Saoirse Ronan and Domhnall Gleeson both give career-high performances.
Her first months in Brooklyn are spent in terror. She is crippled by shyness and homesickness until she meets Tony, a handsome and romantic young Italian man who woos her diligently at the local Irish dances. He is part of an American-Italian family, who like much of Brooklyn, come straight from central casting and Eilis' visit to their humble apartment for dinner is one of the few things here that doesn't ring quite true.
With Fr Flood having secured her a job in an up-scale department store in Manhattan and a wise old owl of a landlady (a brilliant Julie Walters) watching over her in the boarding house where she has been installed, this Wexford girl's new life in the New World looks secure. Cupid and Tony have big plans for Eilis Lacey.

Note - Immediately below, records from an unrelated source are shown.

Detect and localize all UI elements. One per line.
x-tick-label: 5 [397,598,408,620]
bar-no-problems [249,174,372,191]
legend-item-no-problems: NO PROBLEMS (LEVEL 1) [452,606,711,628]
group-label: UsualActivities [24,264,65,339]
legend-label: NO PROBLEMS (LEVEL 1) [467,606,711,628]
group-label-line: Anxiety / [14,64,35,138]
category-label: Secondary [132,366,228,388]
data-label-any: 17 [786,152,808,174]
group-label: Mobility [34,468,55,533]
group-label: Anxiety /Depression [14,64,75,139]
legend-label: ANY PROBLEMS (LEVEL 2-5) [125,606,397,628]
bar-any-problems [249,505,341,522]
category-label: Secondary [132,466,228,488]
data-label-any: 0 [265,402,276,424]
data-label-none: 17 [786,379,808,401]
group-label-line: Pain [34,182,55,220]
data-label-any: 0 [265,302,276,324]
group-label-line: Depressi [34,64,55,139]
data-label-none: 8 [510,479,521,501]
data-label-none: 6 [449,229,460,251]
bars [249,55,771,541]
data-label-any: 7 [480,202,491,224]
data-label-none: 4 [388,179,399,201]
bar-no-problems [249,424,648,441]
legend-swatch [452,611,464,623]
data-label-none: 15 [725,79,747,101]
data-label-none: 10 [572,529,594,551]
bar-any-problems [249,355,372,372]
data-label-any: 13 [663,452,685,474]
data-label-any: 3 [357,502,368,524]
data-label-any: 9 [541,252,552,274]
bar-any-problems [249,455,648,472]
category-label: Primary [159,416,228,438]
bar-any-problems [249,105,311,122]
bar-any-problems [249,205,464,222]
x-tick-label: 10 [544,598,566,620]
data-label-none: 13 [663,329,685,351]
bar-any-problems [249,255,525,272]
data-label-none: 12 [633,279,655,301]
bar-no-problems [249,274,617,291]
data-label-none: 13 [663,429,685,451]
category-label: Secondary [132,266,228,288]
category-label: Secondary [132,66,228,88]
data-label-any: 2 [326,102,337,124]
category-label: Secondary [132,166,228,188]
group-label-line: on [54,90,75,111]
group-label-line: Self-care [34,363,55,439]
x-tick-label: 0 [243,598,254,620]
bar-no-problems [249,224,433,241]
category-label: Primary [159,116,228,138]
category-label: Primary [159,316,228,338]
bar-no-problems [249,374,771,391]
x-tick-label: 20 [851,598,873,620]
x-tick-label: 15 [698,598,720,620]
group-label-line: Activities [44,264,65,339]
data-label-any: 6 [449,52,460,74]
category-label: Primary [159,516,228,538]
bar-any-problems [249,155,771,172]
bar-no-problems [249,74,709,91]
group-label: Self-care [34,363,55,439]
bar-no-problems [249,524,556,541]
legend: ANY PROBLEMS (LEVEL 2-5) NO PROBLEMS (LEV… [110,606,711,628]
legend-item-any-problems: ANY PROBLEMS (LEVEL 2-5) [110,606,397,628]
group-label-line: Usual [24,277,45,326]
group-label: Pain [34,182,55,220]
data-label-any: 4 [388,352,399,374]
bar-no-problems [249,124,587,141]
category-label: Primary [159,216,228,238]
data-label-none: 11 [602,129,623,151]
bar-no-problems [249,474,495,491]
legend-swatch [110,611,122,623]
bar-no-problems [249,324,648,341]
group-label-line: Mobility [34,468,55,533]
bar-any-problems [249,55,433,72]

However, when an emergency forces her back home, Brooklyn changes gear dramatically and enters into a dramatic and brilliantly-handled third act which captures the sense of dislocation felt by every Irish immigrant. The film also thankfully loses a mounting suspicion of schmaltz. Eilis re-enters her old life like an exotic bird who fully intends to return to her new life abroad but finds that everybody is determined that she stay, not least her grieving mother. New York is becoming a fast-fading memory and young Eilis Lacey is caught in an agonising choice between head, heart and home.

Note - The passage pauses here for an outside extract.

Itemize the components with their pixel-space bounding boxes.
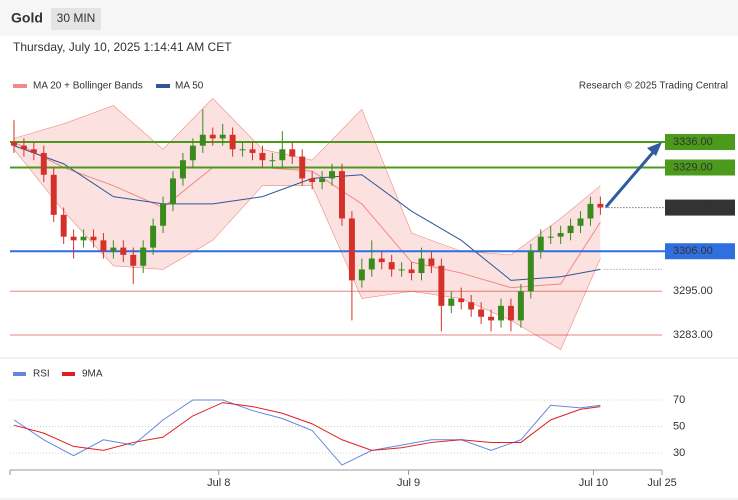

Ronan gives the performance of her career. Eilis can be infuriatingly passive but there is never any doubt about her mounting sorrow. The camera is nearly always on Ronan in full luminous close-up, as we try to divine the thoughts and the chaos racing through her mind under that serene surface.
Domhnall Gleeson as Jim Farrell, the handsome young man from Enniscorthy’s upper echelon who also tries to win Eilis’ heart, is superb and turns in a performance of real restraint and nobility. There is also a great turn from Eva Birthistle as a glamorous blonde who shows the gauche Eilis the ropes (and the sick bucket) on her distinctly unglamorous voyage to New York.
Back home in Enniscorthy, the locals are supremely entertaining. As the only bad egg in a movie full of likeable and more importantly, believable characters, Brid Brennan is superb as Mrs Kelly, the local battleaxe of a shopkeeper who has earned herself the nickname “nettles” Kelly and who observes a nauseating pecking order when it comes to counter service in her shop.
It all comes bathed in an almost holy light by cinematographer Yves Bélanger. Brooklyn is all rich greens, vivid reds and flowery yellows. A trip to Coney Island is like being dropped inside a candy box and when Eilis (for which you can read Ellis Island) first enters New York, she does so in slow motion through a battered old doorway into a Technicolor world flooded with sunshine.
Ever the populist, screenwriter Nick Hornby respects Tóibín’s nuanced prose without losing any of the power or the meaning of a glance or a silence. Tóibín himself always set out to write an unashamed romance novel as an addition to his more literary oeuvre - almost as an exercise in style and that’s no bad thing. This is the kind of movie which will be shown on RTÉ One on Christmas night for the rest of time. And why not? Brooklyn is heart-warming, funny, and thought-provoking. It also looks just ravishing.